Monday, November 21, 2011

I Don't Know Why I Even Try. Seriously, WTF is Wrong With Me?!

Remember that time that I got in a fight with a dude over a shopping cart and then later admitted to child abuse and Anthony said he'd never go shopping with me again? Yeah, well, jokes on Anthony because I'm a fucking master of guilt tripping Jedi Master and he went with me again. Sucker. Oddly enough, the entire shopping trip went pretty well. We got food, I managed to remember most of the things we needed even though I didn't have a list and Ayla was all in all pretty content. It was probably the most successful shopping trip we've had in terms of actually accomplishing what we were supposed to.

I'll have you know that I even kept track of my own cart so I wouldn't get in undue fisticuffs with a stranger (which is probably good because the people in front of us were two older ladies and I've seen firsthand how scary old ladies can be: those vicious manxes.) So it came time to pay and... you know what? Before I get into the rest of this I'm going to give some background information:
I am a dog trainer and I have a little treat pouch that is pretty much a slimmer version of a fanny pack. I always put my treat pouch in my purse because otherwise I forget to bring it to class. Anyways, I keep a Ziploc baggie in there that I then fill with treats (usually string cheese.) Being who I am, I often forget to clean the pouch out after doggy classes.
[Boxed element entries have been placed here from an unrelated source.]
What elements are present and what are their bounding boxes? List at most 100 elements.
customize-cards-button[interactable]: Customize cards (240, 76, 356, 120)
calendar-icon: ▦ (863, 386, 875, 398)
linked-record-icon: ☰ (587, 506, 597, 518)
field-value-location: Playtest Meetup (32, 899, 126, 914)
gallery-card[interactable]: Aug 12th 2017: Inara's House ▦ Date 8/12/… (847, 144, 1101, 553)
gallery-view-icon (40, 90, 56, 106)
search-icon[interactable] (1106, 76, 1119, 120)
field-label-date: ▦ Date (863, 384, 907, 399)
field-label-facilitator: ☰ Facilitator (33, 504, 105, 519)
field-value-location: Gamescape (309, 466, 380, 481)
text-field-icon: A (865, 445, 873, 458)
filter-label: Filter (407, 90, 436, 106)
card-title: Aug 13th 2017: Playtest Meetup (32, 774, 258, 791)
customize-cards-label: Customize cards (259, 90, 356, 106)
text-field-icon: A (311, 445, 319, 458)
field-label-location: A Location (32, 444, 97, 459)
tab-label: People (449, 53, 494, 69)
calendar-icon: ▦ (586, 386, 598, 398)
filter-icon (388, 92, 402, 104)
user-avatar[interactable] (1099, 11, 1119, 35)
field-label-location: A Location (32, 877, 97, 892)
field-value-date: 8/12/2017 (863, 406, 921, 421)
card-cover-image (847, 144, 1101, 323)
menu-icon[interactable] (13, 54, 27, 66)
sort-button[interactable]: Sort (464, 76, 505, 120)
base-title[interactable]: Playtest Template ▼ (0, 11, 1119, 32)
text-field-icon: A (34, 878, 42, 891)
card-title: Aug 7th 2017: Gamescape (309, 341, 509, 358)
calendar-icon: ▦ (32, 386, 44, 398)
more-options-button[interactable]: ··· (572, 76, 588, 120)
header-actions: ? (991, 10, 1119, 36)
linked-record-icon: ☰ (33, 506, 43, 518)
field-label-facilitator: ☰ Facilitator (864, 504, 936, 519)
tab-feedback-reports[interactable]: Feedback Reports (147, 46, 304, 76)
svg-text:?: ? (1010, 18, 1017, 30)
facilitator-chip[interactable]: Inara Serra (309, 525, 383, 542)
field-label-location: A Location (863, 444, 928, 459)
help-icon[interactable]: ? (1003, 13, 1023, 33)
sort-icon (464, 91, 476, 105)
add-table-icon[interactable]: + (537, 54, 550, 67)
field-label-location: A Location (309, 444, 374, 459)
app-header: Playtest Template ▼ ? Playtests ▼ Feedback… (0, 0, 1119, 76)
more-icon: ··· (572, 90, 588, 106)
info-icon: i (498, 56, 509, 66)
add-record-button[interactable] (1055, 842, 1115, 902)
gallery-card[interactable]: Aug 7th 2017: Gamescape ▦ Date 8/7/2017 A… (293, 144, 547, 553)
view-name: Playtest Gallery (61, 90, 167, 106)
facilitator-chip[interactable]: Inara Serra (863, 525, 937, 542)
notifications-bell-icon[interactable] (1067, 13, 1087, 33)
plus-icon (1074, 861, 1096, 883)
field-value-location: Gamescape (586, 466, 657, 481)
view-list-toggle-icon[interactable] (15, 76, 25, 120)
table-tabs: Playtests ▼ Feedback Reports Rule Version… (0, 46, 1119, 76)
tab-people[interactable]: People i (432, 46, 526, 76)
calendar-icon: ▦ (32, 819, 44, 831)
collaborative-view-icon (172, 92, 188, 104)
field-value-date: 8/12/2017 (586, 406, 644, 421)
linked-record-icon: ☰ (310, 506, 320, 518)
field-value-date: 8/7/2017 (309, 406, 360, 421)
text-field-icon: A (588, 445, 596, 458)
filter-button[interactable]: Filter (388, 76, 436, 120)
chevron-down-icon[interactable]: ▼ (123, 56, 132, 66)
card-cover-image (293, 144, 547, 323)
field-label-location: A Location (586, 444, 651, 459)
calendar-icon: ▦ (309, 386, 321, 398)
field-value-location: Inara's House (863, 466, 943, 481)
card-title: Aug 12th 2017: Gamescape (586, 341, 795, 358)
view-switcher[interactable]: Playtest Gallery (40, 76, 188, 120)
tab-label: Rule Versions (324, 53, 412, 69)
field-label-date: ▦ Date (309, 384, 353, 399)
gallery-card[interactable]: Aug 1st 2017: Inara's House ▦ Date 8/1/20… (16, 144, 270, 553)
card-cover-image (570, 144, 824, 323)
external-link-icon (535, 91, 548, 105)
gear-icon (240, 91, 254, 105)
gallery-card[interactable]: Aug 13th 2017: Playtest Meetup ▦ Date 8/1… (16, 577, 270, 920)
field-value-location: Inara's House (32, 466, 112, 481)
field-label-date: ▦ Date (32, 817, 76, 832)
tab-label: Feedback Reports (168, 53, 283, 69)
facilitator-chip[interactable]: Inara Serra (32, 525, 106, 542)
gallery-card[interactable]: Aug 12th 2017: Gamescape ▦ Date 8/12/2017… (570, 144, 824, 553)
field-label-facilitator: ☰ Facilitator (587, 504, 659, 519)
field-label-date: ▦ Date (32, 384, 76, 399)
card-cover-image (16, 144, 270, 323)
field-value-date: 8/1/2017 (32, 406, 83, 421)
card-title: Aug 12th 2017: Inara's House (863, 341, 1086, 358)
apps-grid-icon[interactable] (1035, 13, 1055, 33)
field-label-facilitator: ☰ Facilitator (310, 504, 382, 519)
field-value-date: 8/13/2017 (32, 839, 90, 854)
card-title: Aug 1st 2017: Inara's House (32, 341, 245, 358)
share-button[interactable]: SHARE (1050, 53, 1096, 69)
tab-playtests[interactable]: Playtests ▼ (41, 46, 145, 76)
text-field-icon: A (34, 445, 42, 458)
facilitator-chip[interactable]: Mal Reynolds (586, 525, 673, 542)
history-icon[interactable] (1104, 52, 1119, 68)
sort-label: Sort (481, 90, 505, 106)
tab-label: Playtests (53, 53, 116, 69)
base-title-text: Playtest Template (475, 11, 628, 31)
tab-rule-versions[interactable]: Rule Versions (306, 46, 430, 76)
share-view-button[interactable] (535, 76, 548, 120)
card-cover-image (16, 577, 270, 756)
So, back on track to the story at hand.

It came time to pay and I reached into my purse and (for reasons unknown to me) into the treat pouch. I proceeded to start to hand the cashier a small handful of cut up two-day-old string cheese. Honestly I probably would have attempted to complete the transaction if the look she gave me wasn't one of such utter confusion/disgust/concern. Yep, it was her face that tipped me off that I must have done something colossally stupid. Sure enough, I was somewhat abashed but instead of just laughing it off and explaining myself like a sane person "Oh wait, my card isn't filed with the cheese." fell out of my face-hole before I even put the cheese back in the pouch. Damn, damn, DAMN. Who the hell files anything with the cheese in the first place?! Cheese always gets its own place! Why do I always say weird things?!

Lucky for me, the cashier was very understanding (or she thought I was a lunatic and that smiling and reassuring me was the best course of action to remain unscathed) and kindly accepted my real debit card. I am also lucky that Anthony was too busy bagging groceries and keeping Ayla from flinging her tiny body out of the shopping cart to know what was going on. At this rate, he might even go shopping with me again. And that is the moral of the story: it only counts as a crazy moment if your significant other witnesses it.


  1. Ever accidentally pulled a tampon out of your purse (instead of a wallet) at the grocery store check-out? No? Just me? Okay.

  2. HA! Nope, never done that one! ...Well not yet (don't wanna jinx it.) Glad to know I'm not the only one with a "magic" purse (like Felix the cat!)